Gulf sovereign wealth funds poured $66 billion into AI infrastructure in 2025, shifting from passive holders to active builders of the physical backbone powering artificial intelligence.
Gulf sovereign wealth funds poured $66 billion into AI infrastructure in 2025, shifting from passive holders to active builders of the physical backbone powering artificial intelligence.

Sovereign wealth funds deployed $66 billion into artificial intelligence and digital infrastructure in 2025, led by Gulf funds that accounted for 43% of all sovereign capital invested globally, according to Global SWF's annual report published in January 2026. The seven largest Gulf funds invested some $126 billion across every sector, the highest share the data firm has recorded. Abu Dhabi's Mubadala alone put $12.9 billion into AI and digital deals.
The shift reflects a calculation about where the safer money sits. Picking which AI model wins or whether one chipmaker holds off another is a hard bet. Owning the data centers, fiber and power that every model needs is a steadier one, since compute demand grows whoever comes out on top. Gulf states have an additional motive: with oil revenue less central to their futures than it once was, AI infrastructure offers both a financial return and a measure of technological standing.
The clearest example of this strategy came in October 2025, when a consortium of BlackRock's Global Infrastructure Partners, Abu Dhabi's MGX and the AI Infrastructure Partnership agreed to acquire Aligned Data Centers. The deal implied an enterprise value of about $40 billion and covered more than 50 campuses across the Americas. Saudi Arabia's Public Investment Fund committed $36.2 billion across AI-related transactions over the year, much of it tied to one large acquisition.
From Passive Holder to Active Builder
These funds have moved past buying shares in Nvidia or Microsoft and waiting for them to rise. They have gone upstream, into the concrete and copper that AI actually runs on. The structure of these commitments increasingly resembles infrastructure finance, with long horizons and contracted revenue from hard assets — a world away from the venture punts of the early AI years.
The momentum carried into 2026. In January, Saudi Arabia's National Infrastructure Fund and Humain, an AI company backed by the Public Investment Fund, agreed a financing framework worth up to $1.2 billion to build as much as 250 megawatts of data-center capacity in the kingdom, Arab News reported.

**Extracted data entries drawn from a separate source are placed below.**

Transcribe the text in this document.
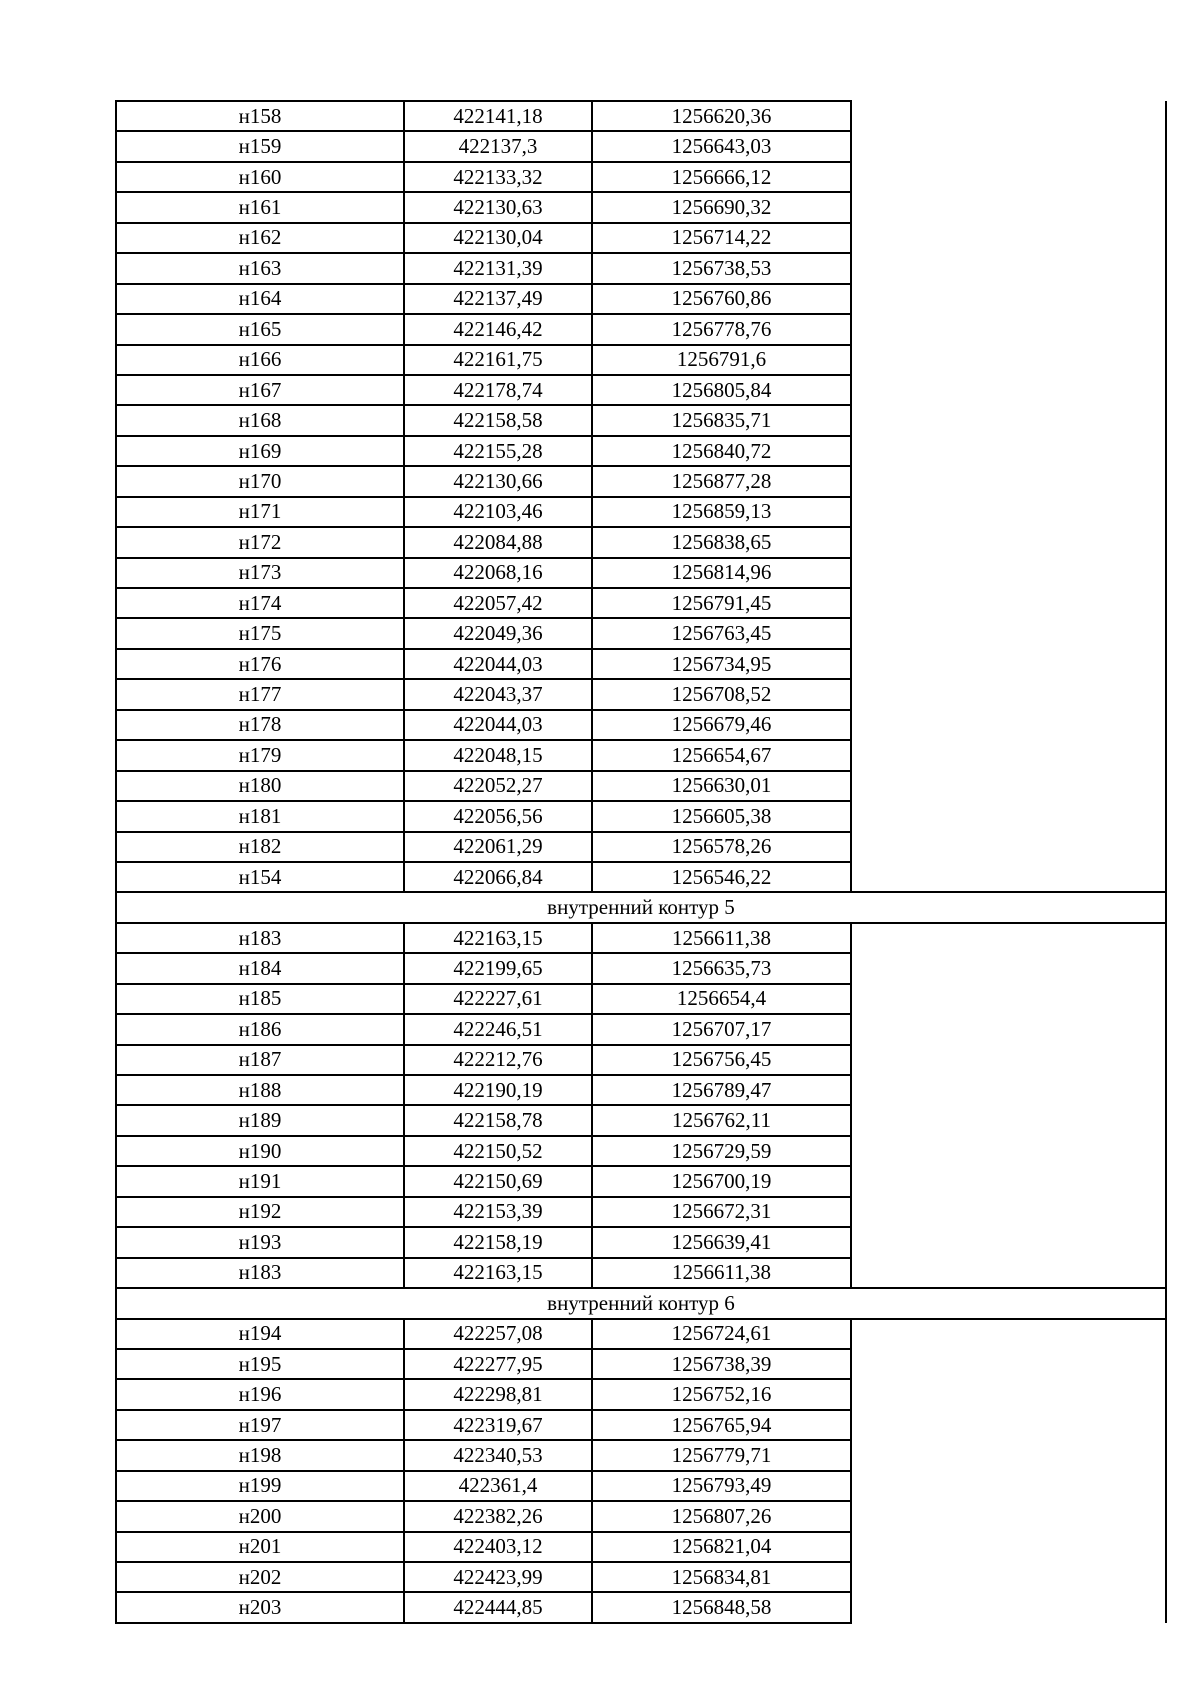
н158	422141,18	1256620,36	
н159	422137,3	1256643,03	
н160	422133,32	1256666,12	
н161	422130,63	1256690,32	
н162	422130,04	1256714,22	
н163	422131,39	1256738,53	
н164	422137,49	1256760,86	
н165	422146,42	1256778,76	
н166	422161,75	1256791,6	
н167	422178,74	1256805,84	
н168	422158,58	1256835,71	
н169	422155,28	1256840,72	
н170	422130,66	1256877,28	
н171	422103,46	1256859,13	
н172	422084,88	1256838,65	
н173	422068,16	1256814,96	
н174	422057,42	1256791,45	
н175	422049,36	1256763,45	
н176	422044,03	1256734,95	
н177	422043,37	1256708,52	
н178	422044,03	1256679,46	
н179	422048,15	1256654,67	
н180	422052,27	1256630,01	
н181	422056,56	1256605,38	
н182	422061,29	1256578,26	
н154	422066,84	1256546,22	
внутренний контур 5			
н183	422163,15	1256611,38	
н184	422199,65	1256635,73	
н185	422227,61	1256654,4	
н186	422246,51	1256707,17	
н187	422212,76	1256756,45	
н188	422190,19	1256789,47	
н189	422158,78	1256762,11	
н190	422150,52	1256729,59	
н191	422150,69	1256700,19	
н192	422153,39	1256672,31	
н193	422158,19	1256639,41	
н183	422163,15	1256611,38	
внутренний контур 6			
н194	422257,08	1256724,61	
н195	422277,95	1256738,39	
н196	422298,81	1256752,16	
н197	422319,67	1256765,94	
н198	422340,53	1256779,71	
н199	422361,4	1256793,49	
н200	422382,26	1256807,26	
н201	422403,12	1256821,04	
н202	422423,99	1256834,81	
н203	422444,85	1256848,58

The Risk Hiding Inside the Strategy
The fashionable description of all this is patient capital, and there is truth in it. The less comfortable reading is concentration. A fund that holds AI equities, owns the data centers those companies lease and finances the power feeding them has effectively made the same bet three times over, on the continued growth of compute demand. Should that demand disappoint, the losses would arrive across all three holdings together rather than one by one.
The Financial Stability Board, the G20's risk monitor, warned in May that heavy exposure to AI infrastructure could leave investors facing sizeable losses if a glut of data centers outpaced demand for compute, in a report on private credit. Sovereign funds are not private-credit vehicles, but the underlying hazard is the same: a single thesis, expressed through many instruments, that has never been tested by a downturn in the technology it depends on.
Set against that, the funds have advantages few investors share. Their horizons run to decades, which lets them ride out a slump that would force a leveraged buyer to sell. They are buying real assets with contracted income, a long way from speculative software. And their scale gives them a seat at the table in the projects they back. The bet may well pay. The point worth keeping in view is that it is one bet, however many checks it is written across, and the Gulf has staked a remarkable amount of capital on the same idea.
For investors tracking the AI theme, the distinction matters. Nvidia trades at roughly 35 times forward earnings, pricing in continued data center GPU demand. If Gulf sovereign funds are effectively making a leveraged bet on the same demand curve through infrastructure, any slowdown would hit both equity valuations and the hard assets backing them. The concentration risk is not widely discussed in the current bull narrative, but the Financial Stability Board's warning suggests regulators are watching.
This article is for informational purposes only and does not constitute investment advice.